The fifth edition of Parliamentary Practice in British Columbia builds on the foundational work of E. George MacMinn, O.B.C., Q.C., who served as a Table Officer for 54 years and as Clerk of the Legislative Assembly from 1993 to 2011, and who authored the first four editions of the book. This new edition captures 12 years of developments in parliamentary practice in British Columbia.
The Legislative Assembly has been described as a practical or business-oriented institution with respect to procedural matters. Parliamentary Practice in British Columbia is evidence of this approach, focusing on the Legislative Assembly’s Standing Orders, their application and interpretation, and the experience of other legislative bodies with similar rules.
The fifth edition differs from earlier editions, which were organized numerically by Standing Order. The fifth edition is organized into 18 thematic chapters, with the Standing Orders, Practice Recommendations and pertinent excerpts from statutes featured throughout the supporting text. Content and commentary are significantly expanded, including new text on the roles and work of Members, the foundational elements of parliamentary procedure, voting and divisions, the legislative process, financial procedures and parliamentary privilege.

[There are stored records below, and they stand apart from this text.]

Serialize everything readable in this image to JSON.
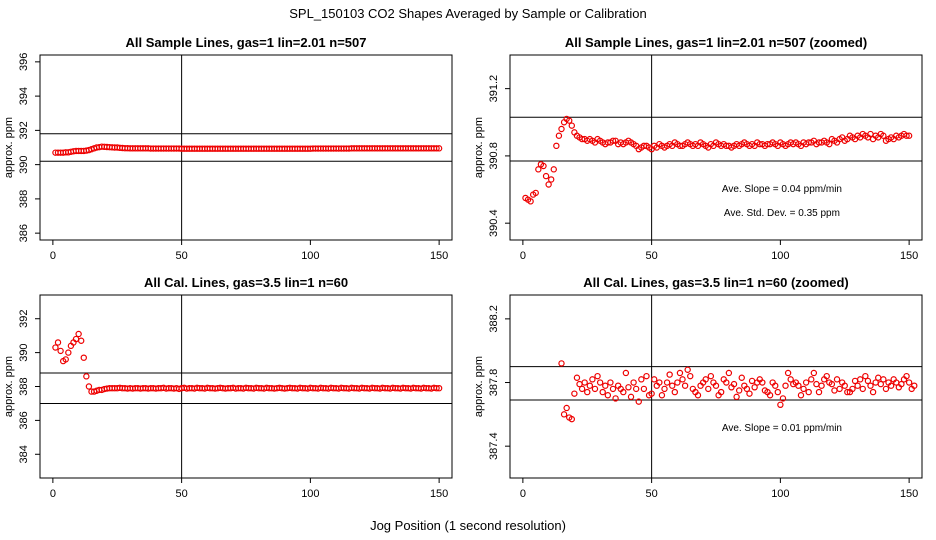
{
  "figure": {
    "title": "SPL_150103  CO2 Shapes Averaged by Sample or Calibration",
    "xlabel": "Jog Position (1 second resolution)"
  },
  "colors": {
    "points": "#ee0000",
    "axes": "#000000"
  },
  "chart_data": [
    {
      "type": "scatter",
      "title": "All Sample Lines, gas=1 lin=2.01 n=507",
      "ylabel": "approx. ppm",
      "xlim": [
        -5,
        155
      ],
      "ylim": [
        385.6,
        396.4
      ],
      "xticks": [
        0,
        50,
        100,
        150
      ],
      "yticks": [
        386,
        388,
        390,
        392,
        394,
        396
      ],
      "ytick_labels": [
        "386",
        "388",
        "390",
        "392",
        "394",
        "396"
      ],
      "vline": 50,
      "hlines": [
        390.2,
        391.8
      ],
      "annotations": [],
      "x_start": 1,
      "y": [
        390.7,
        390.7,
        390.7,
        390.7,
        390.72,
        390.72,
        390.75,
        390.78,
        390.8,
        390.8,
        390.8,
        390.8,
        390.82,
        390.85,
        390.9,
        390.95,
        391.0,
        391.02,
        391.05,
        391.04,
        391.03,
        391.02,
        391.01,
        391.0,
        391.0,
        390.98,
        390.97,
        390.96,
        390.96,
        390.95,
        390.95,
        390.95,
        390.95,
        390.95,
        390.95,
        390.95,
        390.95,
        390.94,
        390.94,
        390.94,
        390.94,
        390.94,
        390.94,
        390.94,
        390.94,
        390.94,
        390.94,
        390.94,
        390.94,
        390.93,
        390.93,
        390.93,
        390.93,
        390.93,
        390.93,
        390.93,
        390.93,
        390.93,
        390.93,
        390.93,
        390.93,
        390.93,
        390.93,
        390.93,
        390.93,
        390.93,
        390.93,
        390.93,
        390.93,
        390.93,
        390.93,
        390.93,
        390.93,
        390.93,
        390.93,
        390.93,
        390.93,
        390.93,
        390.93,
        390.93,
        390.93,
        390.93,
        390.93,
        390.93,
        390.93,
        390.93,
        390.93,
        390.93,
        390.93,
        390.93,
        390.93,
        390.93,
        390.93,
        390.93,
        390.93,
        390.93,
        390.93,
        390.93,
        390.93,
        390.93,
        390.94,
        390.94,
        390.94,
        390.94,
        390.94,
        390.94,
        390.94,
        390.94,
        390.94,
        390.94,
        390.94,
        390.94,
        390.94,
        390.94,
        390.94,
        390.95,
        390.95,
        390.95,
        390.95,
        390.95,
        390.95,
        390.95,
        390.95,
        390.95,
        390.95,
        390.95,
        390.95,
        390.95,
        390.95,
        390.95,
        390.95,
        390.95,
        390.95,
        390.95,
        390.95,
        390.95,
        390.95,
        390.95,
        390.95,
        390.95,
        390.95,
        390.95,
        390.95,
        390.95,
        390.95,
        390.95,
        390.95,
        390.95,
        390.95,
        390.95
      ]
    },
    {
      "type": "scatter",
      "title": "All Sample Lines, gas=1 lin=2.01 n=507 (zoomed)",
      "ylabel": "approx. ppm",
      "xlim": [
        -5,
        155
      ],
      "ylim": [
        390.3,
        391.4
      ],
      "xticks": [
        0,
        50,
        100,
        150
      ],
      "yticks": [
        390.4,
        390.8,
        391.2
      ],
      "ytick_labels": [
        "390.4",
        "390.8",
        "391.2"
      ],
      "vline": 50,
      "hlines": [
        390.77,
        391.03
      ],
      "annotations": [
        "Ave. Slope =  0.04  ppm/min",
        "Ave. Std. Dev. =  0.35  ppm"
      ],
      "x_start": 1,
      "y": [
        390.55,
        390.54,
        390.53,
        390.57,
        390.58,
        390.72,
        390.75,
        390.74,
        390.68,
        390.63,
        390.66,
        390.72,
        390.86,
        390.92,
        390.96,
        391.0,
        391.02,
        391.01,
        390.98,
        390.94,
        390.92,
        390.91,
        390.9,
        390.9,
        390.89,
        390.9,
        390.89,
        390.88,
        390.9,
        390.89,
        390.88,
        390.87,
        390.88,
        390.88,
        390.89,
        390.89,
        390.87,
        390.88,
        390.87,
        390.88,
        390.89,
        390.88,
        390.87,
        390.86,
        390.84,
        390.85,
        390.86,
        390.86,
        390.85,
        390.84,
        390.86,
        390.85,
        390.87,
        390.86,
        390.85,
        390.86,
        390.87,
        390.86,
        390.88,
        390.87,
        390.86,
        390.86,
        390.87,
        390.88,
        390.87,
        390.86,
        390.87,
        390.86,
        390.88,
        390.87,
        390.86,
        390.85,
        390.87,
        390.86,
        390.88,
        390.87,
        390.86,
        390.87,
        390.86,
        390.86,
        390.85,
        390.86,
        390.87,
        390.86,
        390.87,
        390.88,
        390.87,
        390.86,
        390.87,
        390.86,
        390.88,
        390.87,
        390.87,
        390.86,
        390.87,
        390.87,
        390.88,
        390.87,
        390.86,
        390.88,
        390.87,
        390.86,
        390.87,
        390.88,
        390.87,
        390.88,
        390.87,
        390.86,
        390.88,
        390.87,
        390.88,
        390.88,
        390.89,
        390.87,
        390.88,
        390.88,
        390.89,
        390.88,
        390.87,
        390.9,
        390.89,
        390.88,
        390.9,
        390.91,
        390.89,
        390.9,
        390.92,
        390.91,
        390.9,
        390.92,
        390.91,
        390.93,
        390.92,
        390.91,
        390.93,
        390.9,
        390.92,
        390.91,
        390.93,
        390.92,
        390.89,
        390.9,
        390.91,
        390.9,
        390.92,
        390.91,
        390.92,
        390.93,
        390.92,
        390.92
      ]
    },
    {
      "type": "scatter",
      "title": "All Cal. Lines, gas=3.5 lin=1 n=60",
      "ylabel": "approx. ppm",
      "xlim": [
        -5,
        155
      ],
      "ylim": [
        382.6,
        393.4
      ],
      "xticks": [
        0,
        50,
        100,
        150
      ],
      "yticks": [
        384,
        386,
        388,
        390,
        392
      ],
      "ytick_labels": [
        "384",
        "386",
        "388",
        "390",
        "392"
      ],
      "vline": 50,
      "hlines": [
        387.0,
        388.8
      ],
      "annotations": [],
      "x_start": 1,
      "y": [
        390.3,
        390.6,
        390.1,
        389.5,
        389.6,
        390.0,
        390.4,
        390.6,
        390.8,
        391.1,
        390.7,
        389.7,
        388.6,
        388.0,
        387.7,
        387.7,
        387.75,
        387.8,
        387.8,
        387.85,
        387.88,
        387.9,
        387.9,
        387.9,
        387.9,
        387.92,
        387.9,
        387.9,
        387.88,
        387.9,
        387.88,
        387.9,
        387.9,
        387.88,
        387.9,
        387.9,
        387.88,
        387.9,
        387.9,
        387.88,
        387.9,
        387.9,
        387.92,
        387.88,
        387.9,
        387.9,
        387.88,
        387.9,
        387.86,
        387.9,
        387.92,
        387.88,
        387.9,
        387.9,
        387.88,
        387.92,
        387.9,
        387.9,
        387.88,
        387.92,
        387.9,
        387.9,
        387.88,
        387.9,
        387.92,
        387.9,
        387.88,
        387.9,
        387.9,
        387.92,
        387.88,
        387.9,
        387.9,
        387.88,
        387.92,
        387.9,
        387.9,
        387.88,
        387.92,
        387.9,
        387.9,
        387.88,
        387.92,
        387.9,
        387.9,
        387.88,
        387.9,
        387.92,
        387.9,
        387.88,
        387.9,
        387.92,
        387.9,
        387.9,
        387.88,
        387.92,
        387.9,
        387.9,
        387.88,
        387.92,
        387.9,
        387.9,
        387.88,
        387.92,
        387.9,
        387.9,
        387.88,
        387.92,
        387.9,
        387.9,
        387.88,
        387.92,
        387.9,
        387.9,
        387.88,
        387.92,
        387.9,
        387.9,
        387.88,
        387.92,
        387.9,
        387.9,
        387.88,
        387.92,
        387.9,
        387.9,
        387.88,
        387.92,
        387.9,
        387.9,
        387.88,
        387.92,
        387.9,
        387.9,
        387.88,
        387.92,
        387.9,
        387.9,
        387.88,
        387.92,
        387.9,
        387.9,
        387.88,
        387.92,
        387.9,
        387.9,
        387.88,
        387.92,
        387.9,
        387.9
      ]
    },
    {
      "type": "scatter",
      "title": "All Cal. Lines, gas=3.5 lin=1 n=60 (zoomed)",
      "ylabel": "approx. ppm",
      "xlim": [
        -5,
        155
      ],
      "ylim": [
        387.2,
        388.35
      ],
      "xticks": [
        0,
        50,
        100,
        150
      ],
      "yticks": [
        387.4,
        387.8,
        388.2
      ],
      "ytick_labels": [
        "387.4",
        "387.8",
        "388.2"
      ],
      "vline": 50,
      "hlines": [
        387.69,
        387.9
      ],
      "annotations": [
        "Ave. Slope =  0.01  ppm/min"
      ],
      "x_start": 15,
      "y": [
        387.92,
        387.6,
        387.64,
        387.58,
        387.57,
        387.73,
        387.83,
        387.79,
        387.76,
        387.8,
        387.74,
        387.78,
        387.82,
        387.76,
        387.84,
        387.8,
        387.74,
        387.78,
        387.72,
        387.8,
        387.76,
        387.7,
        387.78,
        387.76,
        387.74,
        387.86,
        387.77,
        387.71,
        387.8,
        387.76,
        387.68,
        387.82,
        387.76,
        387.84,
        387.72,
        387.73,
        387.82,
        387.78,
        387.8,
        387.72,
        387.76,
        387.8,
        387.85,
        387.78,
        387.74,
        387.8,
        387.86,
        387.82,
        387.78,
        387.88,
        387.84,
        387.76,
        387.74,
        387.72,
        387.78,
        387.8,
        387.82,
        387.76,
        387.84,
        387.8,
        387.78,
        387.72,
        387.74,
        387.82,
        387.8,
        387.86,
        387.77,
        387.79,
        387.71,
        387.75,
        387.83,
        387.78,
        387.76,
        387.73,
        387.81,
        387.77,
        387.8,
        387.82,
        387.8,
        387.75,
        387.74,
        387.72,
        387.8,
        387.78,
        387.74,
        387.66,
        387.7,
        387.78,
        387.86,
        387.82,
        387.79,
        387.8,
        387.78,
        387.72,
        387.76,
        387.8,
        387.74,
        387.82,
        387.86,
        387.79,
        387.74,
        387.78,
        387.82,
        387.84,
        387.8,
        387.79,
        387.75,
        387.82,
        387.76,
        387.8,
        387.78,
        387.74,
        387.74,
        387.76,
        387.81,
        387.78,
        387.82,
        387.76,
        387.84,
        387.81,
        387.78,
        387.74,
        387.8,
        387.83,
        387.79,
        387.82,
        387.76,
        387.8,
        387.78,
        387.82,
        387.8,
        387.77,
        387.79,
        387.82,
        387.84,
        387.8,
        387.76,
        387.78
      ]
    }
  ]
}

While the Legislative Assembly’s procedural operations are the focus of this book, there is also some insight into the administrative operations of the Assembly and the machinery that supports the work of elected representatives and the work of the democratic institution of Parliament. More comprehensive content, numbered sections, callouts with key information, an improved index and a modern design are hallmarks of this edition. It is my hope that these elements make the content more user-friendly and accessible to Members and all British Columbians.
British Columbia will mark 150 years as a province in 2021. The Standing Orders that have governed the Legislative Assembly’s proceedings have been updated over the years to reflect modernization of parliamentary practice and to meet Members’ expectations and changing social values. Fundamentally, the Standing Orders have enabled the Legislative Assembly to conduct its work effectively and in an organized manner; they allow the government of the day to carry out its agenda while also allowing the opposition to fulfill its important scrutiny role.
Since the publication of the last edition of this book in 2008, various Sessional Orders have been adopted, and several Standing Orders have been amended or added. This includes modification of the daily sitting times (Standing Orders 2 and 3), which were most recently changed in February 2014; a change in Standing Order 25 that provides for Routine Business, including Oral Question Period, to take place in the afternoon on Mondays and Wednesdays and in the morning on Tuesdays and Thursdays, made permanent in September 2017; a family-friendly amendment in March 2018 to Standing Order 23 that provides that infants in the care of a Member are permitted on the floor of the House; the addition of a new Standing Order 17A in March 2018 that solidifies Speakers’ directives on the use of electronic devices during parliamentary proceedings; the re-establishment of the Select Standing Committee on Agriculture, Fish and Food in April 2018 (Standing Order 68(1)); a modification to Standing Order 36 and the addition of a new Standing Order 17B in October 2019 that update dress guidelines and expectations for Members, to reflect the diversity of our province; and the modification of Standing Order 25 with a consequential amendment to Standing Order 17A in November 2019 to rename the proceeding of “Prayers” to “Prayers and Reflections.”
This edition also reflects changes in parliamentary practice, most of which derive from decisions of Speakers on the application of the Assembly’s rules and procedures. The spirit of cross-party consultation continues to influence the Legislative Assembly’s practices and operations, particularly since the 2017 provincial general election, which resulted in the first minority Parliament in British Columbia in over 60 years.
Since 1981, Speakers and Members have recognized Parliamentary Practice in British Columbia as the Legislative Assembly’s primary procedural authority. As Editor of the fifth edition, I trust that it will continue to serve as a useful reference tool for Members, Table Officers and staff. It is also my hope that this edition will contribute to further transparency and understanding of how the Legislative Assembly operates. The online availability of this book is a step toward ensuring greater accessibility to this public institution, which is of importance to all British Columbians.
The fifth edition is a true team effort and reflects the dedication and talents of many individuals. However, its production would not have been possible without my colleagues who served as Assistant Editors: Artour Sogomonian, Susan Sourial and Ron Wall. I am deeply indebted to this team for their editorial assistance, keen insight and ongoing support, which enabled us to bring the fifth edition to life. In particular, I commend Artour for his steadfast determination and many contributions, which were our driving force. I extend my sincere thanks to all who contributed to the fifth edition, and particularly those noted in the Acknowledgments.
I am also grateful to the Honourable Darryl Plecas, Speaker of the Legislative Assembly, and to all Members of the Legislative Assembly Management Committee, who supported the production of the fifth edition. A final note of personal appreciation goes to my family: Ken, Seamus, Megan and Molly — for their love and encouragement, always.